New recycling plant uses AI-powered robots
17 November 2021
Switzerland-based company Eberhard Group has commissioned a new recycling plant that uses robotic arms featuring artificial intelligence (AI) technology, to improve the circular economy of its operations.
The fully automated EbiMIK recycling plant has been installed at Eberhard’s facility to the north of Zurich in near Kloten.
It uses the AI-powered robots developed by ZenRobotics to “capture valuable high-purity secondary materials from mixed construction and demolition waste”.
The technoloy enables the plant to sort 200 t of mixed waste per hour, with its heavy duty ZenRobotics robots working on two lines and sorting up to 12,000 items of waste material an hour.
The robots, which can handle items weighing up to 30 kg (66 lb) each, pick up and seperate mineral materials and foreign impurities from streams of mixed waste.
ZenRobotics said: “As clean, recyclable fractions like wood, plastics, metals and stone aggregates are captured from waste streams, they can be reused as secondary raw material and replace the need for virgin raw materials or fossil fuels.”
“The end result is a new circular raw material that matches the quality of virgin raw materials and can be used to replace primary building materials,” the company added.
According to ZenRobotics, this allows Eberhard to contribute to a more circular economy and get the most value of out the C&D waste material it recycles.
Said to be one of the largest recycling plants in the region, the materials recovered by the EbiMIK plant are converted into new products for use on construction sites.
Patric van der Haegen, division head development from the Eberhard Group, said: “Our new EbiMIK plant sorts mixed demolition waste in all its components. This boosts circular economy because each valuable material can be reused individually.”
According to the company, C&D waste makes up over one third of total waste generated in Europe.
It said that much of the material streams that come from mixed construction and demolition waste are not suitable for reuse or recycling and so is often dumped.

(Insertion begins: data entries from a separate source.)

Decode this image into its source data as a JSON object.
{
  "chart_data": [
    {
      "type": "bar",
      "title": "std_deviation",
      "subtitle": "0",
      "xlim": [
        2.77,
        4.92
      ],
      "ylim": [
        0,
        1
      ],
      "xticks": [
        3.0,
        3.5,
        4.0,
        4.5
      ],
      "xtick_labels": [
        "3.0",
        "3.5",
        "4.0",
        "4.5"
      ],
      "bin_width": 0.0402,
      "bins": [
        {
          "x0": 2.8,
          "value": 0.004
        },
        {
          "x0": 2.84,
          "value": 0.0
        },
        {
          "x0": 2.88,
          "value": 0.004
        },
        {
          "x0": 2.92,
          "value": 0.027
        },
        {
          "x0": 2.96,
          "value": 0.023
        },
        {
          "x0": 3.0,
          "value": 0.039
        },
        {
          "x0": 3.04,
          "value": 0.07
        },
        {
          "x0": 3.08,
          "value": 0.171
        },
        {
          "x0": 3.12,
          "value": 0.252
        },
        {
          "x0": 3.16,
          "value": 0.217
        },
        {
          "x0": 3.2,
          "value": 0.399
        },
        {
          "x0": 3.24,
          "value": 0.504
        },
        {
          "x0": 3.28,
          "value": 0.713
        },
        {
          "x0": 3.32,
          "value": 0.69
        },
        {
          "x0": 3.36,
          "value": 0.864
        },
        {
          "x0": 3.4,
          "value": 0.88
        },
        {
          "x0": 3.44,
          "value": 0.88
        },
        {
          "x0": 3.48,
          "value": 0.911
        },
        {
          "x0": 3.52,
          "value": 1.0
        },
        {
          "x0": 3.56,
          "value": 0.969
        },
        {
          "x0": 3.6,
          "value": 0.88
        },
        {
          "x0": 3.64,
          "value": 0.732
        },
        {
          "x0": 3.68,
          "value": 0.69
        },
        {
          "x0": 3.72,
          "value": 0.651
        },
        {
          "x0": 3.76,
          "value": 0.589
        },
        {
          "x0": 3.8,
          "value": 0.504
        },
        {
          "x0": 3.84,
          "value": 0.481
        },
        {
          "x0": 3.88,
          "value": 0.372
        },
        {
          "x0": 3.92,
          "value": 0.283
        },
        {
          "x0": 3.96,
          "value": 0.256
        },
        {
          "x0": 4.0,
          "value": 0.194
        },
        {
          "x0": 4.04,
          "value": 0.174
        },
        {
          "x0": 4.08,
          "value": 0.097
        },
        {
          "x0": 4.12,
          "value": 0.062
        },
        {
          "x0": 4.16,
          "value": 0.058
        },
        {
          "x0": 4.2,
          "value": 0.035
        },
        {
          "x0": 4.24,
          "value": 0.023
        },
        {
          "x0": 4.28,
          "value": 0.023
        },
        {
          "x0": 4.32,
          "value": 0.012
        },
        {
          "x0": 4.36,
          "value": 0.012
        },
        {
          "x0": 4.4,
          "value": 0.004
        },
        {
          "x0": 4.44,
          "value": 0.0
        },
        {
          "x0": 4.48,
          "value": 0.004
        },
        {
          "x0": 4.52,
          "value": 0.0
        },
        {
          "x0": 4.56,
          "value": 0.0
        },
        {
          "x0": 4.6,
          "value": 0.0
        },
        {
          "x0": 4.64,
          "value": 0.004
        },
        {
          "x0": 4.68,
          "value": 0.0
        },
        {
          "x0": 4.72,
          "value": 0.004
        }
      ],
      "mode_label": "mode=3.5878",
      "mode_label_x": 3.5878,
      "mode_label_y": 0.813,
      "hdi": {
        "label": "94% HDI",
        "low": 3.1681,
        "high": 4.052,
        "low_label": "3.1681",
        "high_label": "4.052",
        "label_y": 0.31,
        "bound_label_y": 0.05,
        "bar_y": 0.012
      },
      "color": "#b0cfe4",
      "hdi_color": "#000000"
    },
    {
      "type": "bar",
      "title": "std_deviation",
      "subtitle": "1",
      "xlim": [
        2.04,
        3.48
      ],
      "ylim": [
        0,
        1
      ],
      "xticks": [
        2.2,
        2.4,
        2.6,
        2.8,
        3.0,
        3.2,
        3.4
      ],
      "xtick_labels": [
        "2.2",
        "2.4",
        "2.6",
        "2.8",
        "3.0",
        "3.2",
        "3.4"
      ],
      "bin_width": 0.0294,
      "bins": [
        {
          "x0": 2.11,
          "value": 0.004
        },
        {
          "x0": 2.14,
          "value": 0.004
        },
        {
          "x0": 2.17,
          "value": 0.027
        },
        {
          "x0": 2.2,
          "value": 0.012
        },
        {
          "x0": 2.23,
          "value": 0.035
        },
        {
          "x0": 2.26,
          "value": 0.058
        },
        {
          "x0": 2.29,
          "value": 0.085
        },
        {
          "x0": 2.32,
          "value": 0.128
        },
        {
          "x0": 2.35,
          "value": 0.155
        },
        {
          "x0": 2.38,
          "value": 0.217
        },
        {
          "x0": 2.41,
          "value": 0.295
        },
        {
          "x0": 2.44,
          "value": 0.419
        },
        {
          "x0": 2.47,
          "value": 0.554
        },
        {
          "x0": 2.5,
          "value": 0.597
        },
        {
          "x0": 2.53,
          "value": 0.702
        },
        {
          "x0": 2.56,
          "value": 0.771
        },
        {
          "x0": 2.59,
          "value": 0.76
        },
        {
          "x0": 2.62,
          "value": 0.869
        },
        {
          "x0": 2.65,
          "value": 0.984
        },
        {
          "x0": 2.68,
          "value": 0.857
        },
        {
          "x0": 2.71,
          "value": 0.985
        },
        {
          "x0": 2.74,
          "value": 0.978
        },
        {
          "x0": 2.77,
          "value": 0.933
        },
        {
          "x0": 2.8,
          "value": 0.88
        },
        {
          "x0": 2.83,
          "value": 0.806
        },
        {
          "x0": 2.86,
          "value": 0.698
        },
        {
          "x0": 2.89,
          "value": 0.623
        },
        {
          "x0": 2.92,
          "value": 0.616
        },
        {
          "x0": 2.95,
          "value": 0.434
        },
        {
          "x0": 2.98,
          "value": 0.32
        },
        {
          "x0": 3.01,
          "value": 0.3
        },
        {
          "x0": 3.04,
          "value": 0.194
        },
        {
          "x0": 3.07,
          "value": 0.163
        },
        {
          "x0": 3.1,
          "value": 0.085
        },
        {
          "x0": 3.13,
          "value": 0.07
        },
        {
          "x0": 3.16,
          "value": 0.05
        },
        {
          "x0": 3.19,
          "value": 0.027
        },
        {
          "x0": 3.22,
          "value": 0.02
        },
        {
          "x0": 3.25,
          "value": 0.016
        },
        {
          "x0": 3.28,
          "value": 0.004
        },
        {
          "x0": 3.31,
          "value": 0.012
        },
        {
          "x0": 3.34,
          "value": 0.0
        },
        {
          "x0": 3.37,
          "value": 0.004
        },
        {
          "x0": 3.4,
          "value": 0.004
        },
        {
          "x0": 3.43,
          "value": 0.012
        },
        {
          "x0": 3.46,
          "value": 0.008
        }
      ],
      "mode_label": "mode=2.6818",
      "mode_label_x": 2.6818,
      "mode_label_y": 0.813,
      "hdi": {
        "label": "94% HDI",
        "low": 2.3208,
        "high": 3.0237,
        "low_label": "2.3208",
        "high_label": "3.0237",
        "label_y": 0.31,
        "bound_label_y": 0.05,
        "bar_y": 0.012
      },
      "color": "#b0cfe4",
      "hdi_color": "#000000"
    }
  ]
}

“After water, concrete is the most used resource of the world and mixed demolition waste is one of the biggest waste streams landfilled,” said Patric.
“We simultaneously dig enormous holes into the planet while piling up huge mountains on the other side. New sustainable alternatives are needed.
Patric added: “Robots with artificial intelligence play an important role in this revolutionary new facility.”